Myers also briefly illustrated his point with the historic Northern Ireland conflict between Protestants and Catholics. It occurred to me that on a lesser level, we see these conflicts arise all of time within Christianity. Charismatics and non-charismatics, Calvinists and Arminians, and so on share many points of agreement but war over the fewer differences. Myers article is well worth reading; his four basic points are:
1) No matter our similarities with others, our attention focuses on differences.
2) We naturally divide our worlds into “us” and “them,” ingroup and outgroup.
3) Discussion among those of like mind often produces “group polarization.”
4) Group solidarity soars when facing a common enemy.

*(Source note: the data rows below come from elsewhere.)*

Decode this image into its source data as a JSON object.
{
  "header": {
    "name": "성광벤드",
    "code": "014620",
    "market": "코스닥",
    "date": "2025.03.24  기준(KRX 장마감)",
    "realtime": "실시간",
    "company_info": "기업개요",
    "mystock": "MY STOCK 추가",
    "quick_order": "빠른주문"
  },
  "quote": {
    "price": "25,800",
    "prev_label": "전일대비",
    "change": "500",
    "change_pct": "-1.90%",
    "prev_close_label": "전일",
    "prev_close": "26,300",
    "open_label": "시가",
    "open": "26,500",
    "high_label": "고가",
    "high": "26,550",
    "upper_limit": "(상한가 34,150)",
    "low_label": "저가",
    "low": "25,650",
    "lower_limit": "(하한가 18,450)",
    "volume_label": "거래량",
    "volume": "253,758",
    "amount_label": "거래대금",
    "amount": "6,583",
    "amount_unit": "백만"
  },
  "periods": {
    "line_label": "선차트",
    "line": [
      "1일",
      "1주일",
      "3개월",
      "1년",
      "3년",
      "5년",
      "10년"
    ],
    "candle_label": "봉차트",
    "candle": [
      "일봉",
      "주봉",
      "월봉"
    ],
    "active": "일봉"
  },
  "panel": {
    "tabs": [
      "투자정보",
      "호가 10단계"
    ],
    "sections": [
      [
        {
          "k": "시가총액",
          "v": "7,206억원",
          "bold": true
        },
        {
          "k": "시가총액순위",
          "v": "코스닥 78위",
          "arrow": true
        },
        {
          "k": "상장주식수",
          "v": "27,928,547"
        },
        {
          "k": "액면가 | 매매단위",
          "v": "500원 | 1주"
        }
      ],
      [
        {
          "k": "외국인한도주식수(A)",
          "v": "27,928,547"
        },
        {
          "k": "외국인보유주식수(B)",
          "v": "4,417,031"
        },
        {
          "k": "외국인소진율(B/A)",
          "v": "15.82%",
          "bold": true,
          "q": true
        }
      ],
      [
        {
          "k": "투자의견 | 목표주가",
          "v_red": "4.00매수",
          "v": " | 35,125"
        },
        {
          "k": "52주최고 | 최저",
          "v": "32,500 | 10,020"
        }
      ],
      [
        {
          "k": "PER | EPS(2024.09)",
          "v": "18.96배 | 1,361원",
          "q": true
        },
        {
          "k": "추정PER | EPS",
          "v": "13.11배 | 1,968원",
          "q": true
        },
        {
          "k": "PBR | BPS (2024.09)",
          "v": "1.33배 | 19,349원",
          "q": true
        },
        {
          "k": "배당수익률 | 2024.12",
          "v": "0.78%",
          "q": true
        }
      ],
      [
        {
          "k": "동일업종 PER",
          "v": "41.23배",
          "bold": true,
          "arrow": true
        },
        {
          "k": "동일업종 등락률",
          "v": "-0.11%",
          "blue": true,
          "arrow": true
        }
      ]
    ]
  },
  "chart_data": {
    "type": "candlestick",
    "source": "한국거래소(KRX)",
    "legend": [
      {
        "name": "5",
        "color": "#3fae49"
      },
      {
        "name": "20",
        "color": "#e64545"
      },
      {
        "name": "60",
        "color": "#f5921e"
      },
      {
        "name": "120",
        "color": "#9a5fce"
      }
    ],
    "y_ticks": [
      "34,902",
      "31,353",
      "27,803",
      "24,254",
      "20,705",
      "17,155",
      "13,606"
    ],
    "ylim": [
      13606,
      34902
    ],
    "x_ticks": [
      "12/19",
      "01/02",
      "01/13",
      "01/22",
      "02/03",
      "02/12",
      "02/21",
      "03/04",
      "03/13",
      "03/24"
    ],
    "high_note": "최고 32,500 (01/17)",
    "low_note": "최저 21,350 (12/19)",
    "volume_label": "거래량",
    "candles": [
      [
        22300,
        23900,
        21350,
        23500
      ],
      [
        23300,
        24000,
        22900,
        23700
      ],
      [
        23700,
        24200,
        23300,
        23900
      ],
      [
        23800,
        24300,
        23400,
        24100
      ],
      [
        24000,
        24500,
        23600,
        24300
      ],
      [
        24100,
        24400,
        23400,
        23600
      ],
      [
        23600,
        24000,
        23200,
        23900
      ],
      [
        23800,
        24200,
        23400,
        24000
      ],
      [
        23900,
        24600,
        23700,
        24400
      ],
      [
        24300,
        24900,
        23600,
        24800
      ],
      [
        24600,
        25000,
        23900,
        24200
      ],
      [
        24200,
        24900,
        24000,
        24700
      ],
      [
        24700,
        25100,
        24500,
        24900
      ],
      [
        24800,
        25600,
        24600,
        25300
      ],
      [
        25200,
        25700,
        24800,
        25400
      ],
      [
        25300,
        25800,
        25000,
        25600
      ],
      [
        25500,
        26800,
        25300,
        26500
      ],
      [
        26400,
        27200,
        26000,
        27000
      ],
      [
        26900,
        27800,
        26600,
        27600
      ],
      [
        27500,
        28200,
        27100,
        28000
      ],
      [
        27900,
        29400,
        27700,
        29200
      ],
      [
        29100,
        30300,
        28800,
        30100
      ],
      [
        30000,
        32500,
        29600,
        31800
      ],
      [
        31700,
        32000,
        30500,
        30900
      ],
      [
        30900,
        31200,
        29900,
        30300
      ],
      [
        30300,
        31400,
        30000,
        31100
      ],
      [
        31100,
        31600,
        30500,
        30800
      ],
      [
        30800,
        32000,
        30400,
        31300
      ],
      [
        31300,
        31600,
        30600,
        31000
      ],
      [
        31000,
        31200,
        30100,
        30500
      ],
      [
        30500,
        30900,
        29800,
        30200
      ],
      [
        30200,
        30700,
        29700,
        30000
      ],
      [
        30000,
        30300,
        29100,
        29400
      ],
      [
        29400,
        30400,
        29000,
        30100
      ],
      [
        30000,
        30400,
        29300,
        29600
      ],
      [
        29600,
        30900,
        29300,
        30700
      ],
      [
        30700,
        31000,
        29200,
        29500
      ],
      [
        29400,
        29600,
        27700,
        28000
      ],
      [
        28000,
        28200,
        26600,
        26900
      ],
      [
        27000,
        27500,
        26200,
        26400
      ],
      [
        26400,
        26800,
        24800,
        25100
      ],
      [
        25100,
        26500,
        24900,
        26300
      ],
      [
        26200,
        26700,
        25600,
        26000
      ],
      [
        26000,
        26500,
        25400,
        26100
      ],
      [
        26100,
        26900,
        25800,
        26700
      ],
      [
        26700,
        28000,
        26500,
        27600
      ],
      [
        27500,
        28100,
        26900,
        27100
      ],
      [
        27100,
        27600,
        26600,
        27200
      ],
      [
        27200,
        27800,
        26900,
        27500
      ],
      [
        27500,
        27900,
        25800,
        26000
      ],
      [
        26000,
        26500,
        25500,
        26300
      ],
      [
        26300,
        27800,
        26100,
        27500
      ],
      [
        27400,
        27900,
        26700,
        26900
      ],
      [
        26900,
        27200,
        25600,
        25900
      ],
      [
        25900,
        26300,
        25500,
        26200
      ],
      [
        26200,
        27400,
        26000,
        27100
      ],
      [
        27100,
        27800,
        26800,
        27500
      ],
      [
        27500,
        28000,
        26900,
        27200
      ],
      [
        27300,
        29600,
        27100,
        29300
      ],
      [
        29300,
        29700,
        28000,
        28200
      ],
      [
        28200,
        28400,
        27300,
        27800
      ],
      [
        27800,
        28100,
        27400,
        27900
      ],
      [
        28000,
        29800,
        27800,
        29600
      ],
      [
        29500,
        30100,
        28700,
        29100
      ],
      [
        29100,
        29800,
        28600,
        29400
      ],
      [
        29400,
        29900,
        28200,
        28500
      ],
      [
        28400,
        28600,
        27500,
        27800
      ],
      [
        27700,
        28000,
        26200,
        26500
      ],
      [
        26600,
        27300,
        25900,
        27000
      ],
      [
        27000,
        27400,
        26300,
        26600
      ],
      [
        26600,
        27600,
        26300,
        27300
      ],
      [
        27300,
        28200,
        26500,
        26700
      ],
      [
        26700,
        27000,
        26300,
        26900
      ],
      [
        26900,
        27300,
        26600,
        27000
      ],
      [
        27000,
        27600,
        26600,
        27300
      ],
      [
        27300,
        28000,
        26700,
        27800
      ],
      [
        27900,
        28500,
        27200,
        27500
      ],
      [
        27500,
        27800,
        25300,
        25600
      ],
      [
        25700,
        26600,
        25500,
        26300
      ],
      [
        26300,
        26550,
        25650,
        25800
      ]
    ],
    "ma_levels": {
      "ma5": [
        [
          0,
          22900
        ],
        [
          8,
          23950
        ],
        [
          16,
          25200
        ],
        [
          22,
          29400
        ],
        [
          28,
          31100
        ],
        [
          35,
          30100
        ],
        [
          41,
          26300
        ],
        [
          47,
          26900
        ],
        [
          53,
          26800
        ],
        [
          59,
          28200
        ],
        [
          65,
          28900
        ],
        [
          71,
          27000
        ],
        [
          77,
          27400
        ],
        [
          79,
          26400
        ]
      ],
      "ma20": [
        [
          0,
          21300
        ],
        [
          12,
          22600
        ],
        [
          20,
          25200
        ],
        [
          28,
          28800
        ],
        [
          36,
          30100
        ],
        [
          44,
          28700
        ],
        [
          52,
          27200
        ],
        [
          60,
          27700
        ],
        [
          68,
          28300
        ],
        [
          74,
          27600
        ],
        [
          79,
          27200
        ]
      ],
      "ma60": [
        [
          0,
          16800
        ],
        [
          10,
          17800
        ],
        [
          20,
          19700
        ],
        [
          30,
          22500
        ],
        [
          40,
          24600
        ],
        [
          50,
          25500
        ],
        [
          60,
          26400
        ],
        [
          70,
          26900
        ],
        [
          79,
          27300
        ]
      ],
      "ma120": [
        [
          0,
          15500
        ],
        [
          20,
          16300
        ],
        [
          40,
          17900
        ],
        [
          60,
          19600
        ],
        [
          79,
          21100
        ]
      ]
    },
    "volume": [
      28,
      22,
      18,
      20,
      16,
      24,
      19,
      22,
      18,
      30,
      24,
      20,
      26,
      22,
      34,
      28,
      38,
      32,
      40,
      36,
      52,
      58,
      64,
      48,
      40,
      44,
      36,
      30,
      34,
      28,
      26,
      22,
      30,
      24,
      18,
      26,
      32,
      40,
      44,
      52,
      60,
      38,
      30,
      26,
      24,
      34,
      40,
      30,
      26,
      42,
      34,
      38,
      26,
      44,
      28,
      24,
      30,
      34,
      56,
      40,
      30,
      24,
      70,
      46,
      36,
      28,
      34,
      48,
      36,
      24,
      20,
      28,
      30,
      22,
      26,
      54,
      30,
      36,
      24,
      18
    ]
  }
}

Number three is a point which concerns me most about noticing differences. Such polarization can become especially hot if people fail to talk to those in the other camp. I see no problem with freedom of expression as long as we make sure everybody has it. We need to talk to each other rather than cloister and polarize further. Myers expresses it this way:
Turning today’s closed fists into tomorrow’s open arms requires recognizing the relative modesty of our differences, finding our deeper commonalities, defining a larger “us,” communicating across group lines and discovering transcendent goals.